PURA Docket Directs Eversource and UI to Comment on Proposed Details
The docket number is 21-09-17. It is a proposed final decision, so implementation is still pending a final round of comments.
ICE MHDs are Powerhouse Polluters
MHDs (medium and heavy-duty vehicles) punch above their weight. Although, according to data from the CT Department of Energy and Environment (DEEP), they account for 6% of the vehicles on CT roadways, they are responsible for 53% of ozone forming nitrogen oxides, 45% of particulate matter pollutants, and 25% of greenhouse gas emissions. Furthermore, these pollutants tend to be concentrated in environmental justice communities. But the rest of CT shouldn’t be complacent; the 2025 State of the Air Report from the American Lung Association gives 4 of the state’s 8 counties a grade of “F” and 3 others a “D” for ozone. CT is a heavily transited state and these vehicles are everywhere.
Another unpleasant feature of MHDs is noise pollution from their loud engines and brakes.
There are higher hurdles to the electrification of MHD vehicles due to capital costs, the variety of use cases, and the complexity of the charging environment.
PURA, the Public Utilities Regulatory Authority, which launched a program for light-duty (LD) vehicles in 2022, is in the final stages of starting a program for MHD.

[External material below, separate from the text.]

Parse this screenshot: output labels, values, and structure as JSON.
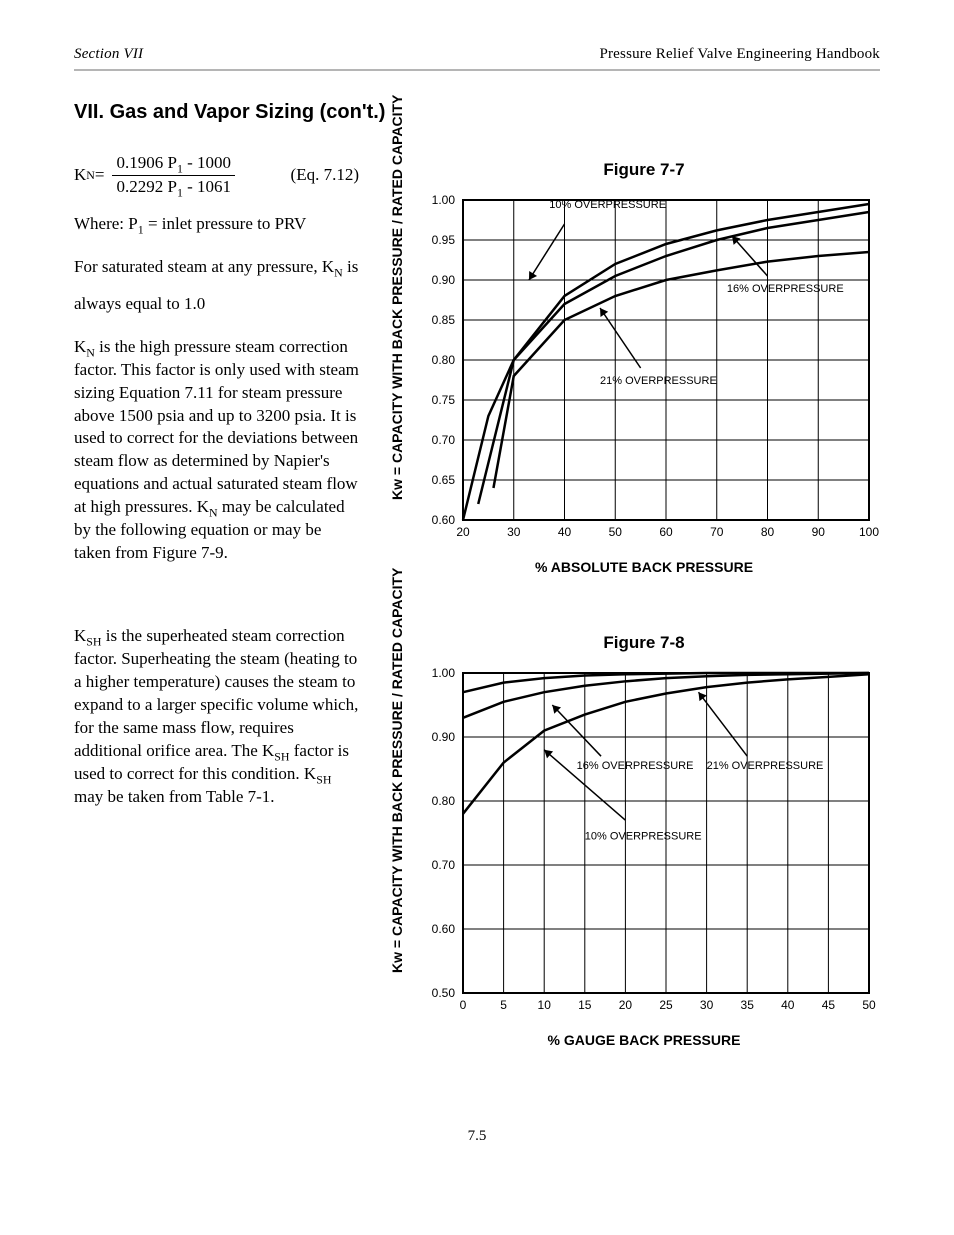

Key Aspects of the Program
- The program has a statutory basis in the laws and goals CT has passed to reduce emissions, plus mandates for transitioning to electric school and transit buses.
- It is a 5-year program.
- It will be administered through Eversource and United Illuminating. It will not be available from the smaller utilities that aren’t regulated by PURA, though there is nothing to stop them from doing their own version of this. Several of them have done so for LD.
- It intends to provide rate structures that accommodate the different rates used by commercial entities in different use cases, and do so in a way that balances ratepayer support with efficient grid utilization. There are multiple rate tiers that apply to commercial or municipal entities, plus the need to manage demand charges.

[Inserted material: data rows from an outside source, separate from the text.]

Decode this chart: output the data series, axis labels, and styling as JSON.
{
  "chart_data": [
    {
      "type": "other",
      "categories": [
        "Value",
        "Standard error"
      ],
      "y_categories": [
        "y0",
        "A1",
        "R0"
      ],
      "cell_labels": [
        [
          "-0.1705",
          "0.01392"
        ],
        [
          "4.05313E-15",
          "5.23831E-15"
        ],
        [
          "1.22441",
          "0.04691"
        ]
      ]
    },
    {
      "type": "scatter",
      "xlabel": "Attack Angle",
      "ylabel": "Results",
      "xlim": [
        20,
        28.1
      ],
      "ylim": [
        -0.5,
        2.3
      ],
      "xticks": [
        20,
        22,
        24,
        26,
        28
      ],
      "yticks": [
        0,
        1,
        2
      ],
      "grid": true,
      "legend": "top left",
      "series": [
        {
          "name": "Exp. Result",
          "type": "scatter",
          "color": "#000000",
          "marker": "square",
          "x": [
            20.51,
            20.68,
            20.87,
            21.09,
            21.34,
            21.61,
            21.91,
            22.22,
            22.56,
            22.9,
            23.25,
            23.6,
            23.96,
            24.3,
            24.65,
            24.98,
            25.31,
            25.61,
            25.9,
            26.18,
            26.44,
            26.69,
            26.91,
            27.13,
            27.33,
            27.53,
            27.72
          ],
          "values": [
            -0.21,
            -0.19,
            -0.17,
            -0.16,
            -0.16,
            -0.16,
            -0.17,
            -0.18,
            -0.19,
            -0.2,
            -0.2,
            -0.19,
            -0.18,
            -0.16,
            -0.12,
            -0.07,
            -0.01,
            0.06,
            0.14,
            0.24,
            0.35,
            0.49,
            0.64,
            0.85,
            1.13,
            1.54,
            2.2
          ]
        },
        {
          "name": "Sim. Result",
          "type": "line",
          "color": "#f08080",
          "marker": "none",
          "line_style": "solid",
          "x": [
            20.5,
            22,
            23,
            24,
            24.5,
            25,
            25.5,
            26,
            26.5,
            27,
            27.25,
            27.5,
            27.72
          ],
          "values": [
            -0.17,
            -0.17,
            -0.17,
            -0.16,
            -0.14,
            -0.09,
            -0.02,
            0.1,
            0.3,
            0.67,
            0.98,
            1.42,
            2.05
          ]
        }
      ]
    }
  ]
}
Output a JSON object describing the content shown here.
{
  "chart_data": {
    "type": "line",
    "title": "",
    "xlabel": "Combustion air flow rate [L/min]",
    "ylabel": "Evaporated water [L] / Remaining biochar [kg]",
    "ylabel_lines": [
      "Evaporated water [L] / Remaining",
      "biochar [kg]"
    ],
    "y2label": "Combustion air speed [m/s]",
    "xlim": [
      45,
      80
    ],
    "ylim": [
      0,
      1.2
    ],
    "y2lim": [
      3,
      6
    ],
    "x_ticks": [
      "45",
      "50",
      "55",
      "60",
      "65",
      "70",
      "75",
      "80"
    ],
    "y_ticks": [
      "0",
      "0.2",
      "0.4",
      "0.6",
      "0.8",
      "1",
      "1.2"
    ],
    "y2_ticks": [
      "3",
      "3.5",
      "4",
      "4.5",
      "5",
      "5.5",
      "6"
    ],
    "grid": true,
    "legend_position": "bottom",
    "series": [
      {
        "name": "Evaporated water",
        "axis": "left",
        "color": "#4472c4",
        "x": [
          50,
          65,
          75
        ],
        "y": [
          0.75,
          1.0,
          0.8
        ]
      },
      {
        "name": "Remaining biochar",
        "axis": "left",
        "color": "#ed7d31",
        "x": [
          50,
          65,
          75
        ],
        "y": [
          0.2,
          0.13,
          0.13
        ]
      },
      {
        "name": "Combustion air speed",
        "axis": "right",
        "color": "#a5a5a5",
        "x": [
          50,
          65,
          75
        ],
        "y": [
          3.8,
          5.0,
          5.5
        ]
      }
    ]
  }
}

- It supports communities that disproportionately bear the burden of on-road pollution.
- There is a focus on school buses, public transit buses, and last mile delivery.
- There is support for the capital costs of “make-ready” and for charging equipment as with the LD program. Make-ready is the work of trenching, laying conduit, and bringing needed power to the location of an installation. In the LD program, the make-ready could be used to oversize the infrastructure so that additional charging could be added later without incurring more infrastructure cost.
- Because fleet electrification can be complicated, there is a Fleet Advisory Services component being run by the CT Green Bank to help plan and define charging needs for a given entity.
- The program will begin gradually, most likely with pilot programs for electric school buses. School buses have a unique wrinkle in that most districts contract with a third party company, such as First Student or Dattco, for transportation services for students. This program has to work in the context of those contracts.
- The program supports the use of distributed energy resources, storage, and the development of charging corridors.
Reimbursement for the Utilities
The utilities will recover costs they incur via the non-bypassable Federally Mandated Congestion Charge. This appears as a line labeled FMCC in the Combined Public Benefits Charge of your electric bill. Yes, the same CPBC that was the cause of the controversy that arose last summer when CPBC charges spiked, primarily due to Millstone.
The utilities wanted these new charges in the FMCC, presumably because this is a more stable approach, as opposed to being subject to midstream changes or cancellation by the legislature.
The legislature did get involved with electricity costs this year, and nevertheless moved several items out of the CPBC to be paid for by bonding against general revenues. The LD charges, which were $.0037 per kWh, were one of the items, a small one. The bill was SB4. The bonding guarantees funding through 2027, as opposed to the original program’s 2030 endpoint. It could subsequently be reauthorized. The legislature also reduced funding for the program by restricting the incentive for single family homes.
We don’t endorse the bonding approach but that’s where the legislature went. We don’t yet know the per kWh cost for the MHD program. The inclusion of the MHD program in the FMCC will no doubt turn it into a political football.